You would have to be deaf, dumb and blind to not realize that Cuba has become THE issue facing Obama in Latin America, particularly in the run-up to the Summit of the Americas next week in Port of Spain, Trinidad. A drumbeat of Latin & Carribean leaders and organizations have made clear they see Cuba as issue #1 in proving whether the US foreign policy attitude towards the region has really changed. After all the noise, there was no question Obama had to do something before the summit.

Today's announcement of the lifting of travel and remittance restrictions for Cuban-Americans (only), as well as some other minor things, will be scoffed at by the region, who demands the wholesale normalization of relations, not only with Cuba, but also Venezuela, Bolivia and others. Many Republicans (include Richard Lugar) and even most of the well-know "Cuban dissidents" will be disappointed - insisting, rightly, that the rights of US citizens to travel and buy things from somewhere should not depend on whether we like socialism or not.

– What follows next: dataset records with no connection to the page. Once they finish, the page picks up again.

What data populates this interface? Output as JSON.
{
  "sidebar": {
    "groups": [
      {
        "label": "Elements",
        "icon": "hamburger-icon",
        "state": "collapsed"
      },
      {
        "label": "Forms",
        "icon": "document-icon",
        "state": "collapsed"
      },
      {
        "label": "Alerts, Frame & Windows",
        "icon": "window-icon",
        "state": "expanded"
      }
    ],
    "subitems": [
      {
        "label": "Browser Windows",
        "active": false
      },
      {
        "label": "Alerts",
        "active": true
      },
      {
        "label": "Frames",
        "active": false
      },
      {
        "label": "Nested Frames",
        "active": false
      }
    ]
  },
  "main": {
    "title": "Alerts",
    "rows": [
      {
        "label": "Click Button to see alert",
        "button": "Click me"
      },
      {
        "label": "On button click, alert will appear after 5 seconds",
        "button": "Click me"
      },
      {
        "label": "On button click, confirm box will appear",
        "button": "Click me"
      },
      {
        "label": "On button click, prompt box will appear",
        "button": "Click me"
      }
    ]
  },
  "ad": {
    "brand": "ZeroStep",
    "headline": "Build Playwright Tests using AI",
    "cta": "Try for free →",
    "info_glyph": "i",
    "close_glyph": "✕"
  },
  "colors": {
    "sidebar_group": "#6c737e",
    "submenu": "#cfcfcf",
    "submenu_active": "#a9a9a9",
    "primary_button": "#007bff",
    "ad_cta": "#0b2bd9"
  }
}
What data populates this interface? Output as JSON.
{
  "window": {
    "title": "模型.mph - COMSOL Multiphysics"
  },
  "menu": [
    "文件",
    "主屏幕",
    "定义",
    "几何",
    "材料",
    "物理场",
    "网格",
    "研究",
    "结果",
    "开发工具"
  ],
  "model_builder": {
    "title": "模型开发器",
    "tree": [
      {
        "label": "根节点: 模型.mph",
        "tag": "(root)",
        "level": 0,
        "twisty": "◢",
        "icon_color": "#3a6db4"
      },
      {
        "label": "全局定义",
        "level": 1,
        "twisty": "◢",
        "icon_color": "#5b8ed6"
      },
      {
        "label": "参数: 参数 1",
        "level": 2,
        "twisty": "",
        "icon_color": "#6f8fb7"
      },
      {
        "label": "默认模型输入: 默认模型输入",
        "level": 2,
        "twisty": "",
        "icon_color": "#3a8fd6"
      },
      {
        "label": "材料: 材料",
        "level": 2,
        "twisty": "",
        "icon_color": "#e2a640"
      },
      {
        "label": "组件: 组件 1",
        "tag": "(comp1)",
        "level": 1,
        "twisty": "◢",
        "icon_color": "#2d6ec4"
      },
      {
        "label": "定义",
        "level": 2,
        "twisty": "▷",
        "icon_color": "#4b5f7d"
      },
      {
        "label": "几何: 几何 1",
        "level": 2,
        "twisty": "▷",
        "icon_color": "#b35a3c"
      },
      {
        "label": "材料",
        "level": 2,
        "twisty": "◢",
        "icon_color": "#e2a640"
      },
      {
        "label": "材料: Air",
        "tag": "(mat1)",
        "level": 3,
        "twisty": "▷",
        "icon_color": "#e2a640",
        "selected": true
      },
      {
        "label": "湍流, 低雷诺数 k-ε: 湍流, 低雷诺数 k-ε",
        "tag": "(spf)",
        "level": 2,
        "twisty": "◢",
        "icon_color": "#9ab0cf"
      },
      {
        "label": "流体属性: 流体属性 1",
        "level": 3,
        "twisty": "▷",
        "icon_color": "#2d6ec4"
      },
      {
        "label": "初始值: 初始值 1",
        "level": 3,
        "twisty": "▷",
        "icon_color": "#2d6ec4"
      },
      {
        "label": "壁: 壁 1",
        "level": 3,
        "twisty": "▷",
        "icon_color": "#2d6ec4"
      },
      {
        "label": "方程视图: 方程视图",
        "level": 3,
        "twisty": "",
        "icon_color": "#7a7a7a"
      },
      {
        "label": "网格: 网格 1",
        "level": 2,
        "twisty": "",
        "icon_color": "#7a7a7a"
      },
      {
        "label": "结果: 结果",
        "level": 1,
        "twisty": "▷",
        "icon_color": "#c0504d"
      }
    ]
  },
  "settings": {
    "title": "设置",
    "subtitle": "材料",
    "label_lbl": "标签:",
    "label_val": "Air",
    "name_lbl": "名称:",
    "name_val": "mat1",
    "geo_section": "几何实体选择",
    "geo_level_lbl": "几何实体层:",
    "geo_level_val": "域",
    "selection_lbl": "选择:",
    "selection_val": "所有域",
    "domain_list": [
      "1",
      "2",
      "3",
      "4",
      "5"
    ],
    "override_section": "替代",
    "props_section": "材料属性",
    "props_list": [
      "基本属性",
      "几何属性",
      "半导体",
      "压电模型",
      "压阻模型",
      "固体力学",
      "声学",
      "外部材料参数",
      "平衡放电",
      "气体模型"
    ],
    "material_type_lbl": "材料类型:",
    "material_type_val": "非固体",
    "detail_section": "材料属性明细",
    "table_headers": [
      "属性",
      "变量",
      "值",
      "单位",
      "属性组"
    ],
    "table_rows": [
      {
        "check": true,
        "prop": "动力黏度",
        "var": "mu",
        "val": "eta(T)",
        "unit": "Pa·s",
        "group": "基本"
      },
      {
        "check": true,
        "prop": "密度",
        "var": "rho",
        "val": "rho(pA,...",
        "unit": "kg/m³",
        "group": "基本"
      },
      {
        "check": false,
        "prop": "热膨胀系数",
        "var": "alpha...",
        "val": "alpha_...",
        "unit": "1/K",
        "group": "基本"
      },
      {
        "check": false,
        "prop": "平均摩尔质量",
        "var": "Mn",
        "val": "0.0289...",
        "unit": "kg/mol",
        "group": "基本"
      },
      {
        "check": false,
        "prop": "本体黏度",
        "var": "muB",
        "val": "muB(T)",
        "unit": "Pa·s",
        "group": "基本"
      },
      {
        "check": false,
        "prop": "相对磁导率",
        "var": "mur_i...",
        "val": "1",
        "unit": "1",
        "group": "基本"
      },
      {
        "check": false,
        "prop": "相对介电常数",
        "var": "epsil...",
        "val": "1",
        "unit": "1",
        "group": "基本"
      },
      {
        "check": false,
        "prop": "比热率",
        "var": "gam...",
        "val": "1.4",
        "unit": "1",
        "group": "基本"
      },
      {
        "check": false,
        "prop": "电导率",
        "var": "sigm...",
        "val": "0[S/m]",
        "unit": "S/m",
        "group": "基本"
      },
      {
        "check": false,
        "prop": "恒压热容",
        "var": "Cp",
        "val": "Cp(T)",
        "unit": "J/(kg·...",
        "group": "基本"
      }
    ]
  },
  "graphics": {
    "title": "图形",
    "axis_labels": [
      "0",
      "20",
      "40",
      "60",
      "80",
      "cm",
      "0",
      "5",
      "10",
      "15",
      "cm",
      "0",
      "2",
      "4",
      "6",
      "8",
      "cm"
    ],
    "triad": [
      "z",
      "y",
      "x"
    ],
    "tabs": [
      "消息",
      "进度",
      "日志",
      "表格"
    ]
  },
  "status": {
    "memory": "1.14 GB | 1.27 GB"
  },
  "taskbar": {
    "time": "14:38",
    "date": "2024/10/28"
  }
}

In addition to the paltry actual policy change, the attitude of the announcement will be poorly noted in the region. Obama's spokesman really went out of their way to frame this shift as part of the same old same old. The rhetorical goal is "changing Cuba" by "opening up space" between the Cuban people and Govt. They now expect Cuba to "respond meaningfully" to this minor correction of a Bush-era mean spirited anti-family policy.

This prioritization of one class of Americans (Cuban) with full rights and the rest of us, without, needs to be condemned. So does the policy of having 2 sets of Cubans - Communist Party member and non. Did that policy work well in Iraq? I thought I might be able to send some "humanitarian" goods to my doctor friend in Havana now - but he is/was a UJC member. This Administration wants to have it both ways.

I am glad to see that US telecom companies will be able to connect the undersea fiber optic internet cable b/w the US and Cuba. But the stuff about allowing US satellite TV to operate in Cuba seems designed to provoke and ignorant of the fact that a key issue for Cuba is the presence of US propaganda (TV Marti) that is allowed to illegally penetrate the country via Direct TV.

"Certain telecom devices" will be allowed to be donated also. That is good - but it is too bad that the trouble of a "license exemption" will be needed. I hope that all groups wanting to donate to Cuba are treated the same. But it does not look like that is in the cards, as the prohibitions will remain on sending anything to charitable, religious or educational groups "administered or controlled by the Cuban Government." Seems as how the US can create a definition to include most of those groups that way, the vast majority of aid will still be banned. The real attempt here seems to be to create a class of organizations dependent on donations from the US.

The "Fact Sheet" and the Briefing both included calls for Cuba to reduce the "usurious" fees Cuba charges on all dollar exchanges. How absurd. The 10% fee is for changing dollars into Cuban currency (not remittances directly) and is hardly usurious. Never-mind, that in Miami, private businesses take up to 40% of the total amount as a "processing fee" ($20 on a $50 remittance).

And jeez, Obama needs a new spokesman. that guy is clueless. He didn't even know that Cuba is not in the OAS and won't be present at the Americas Summit.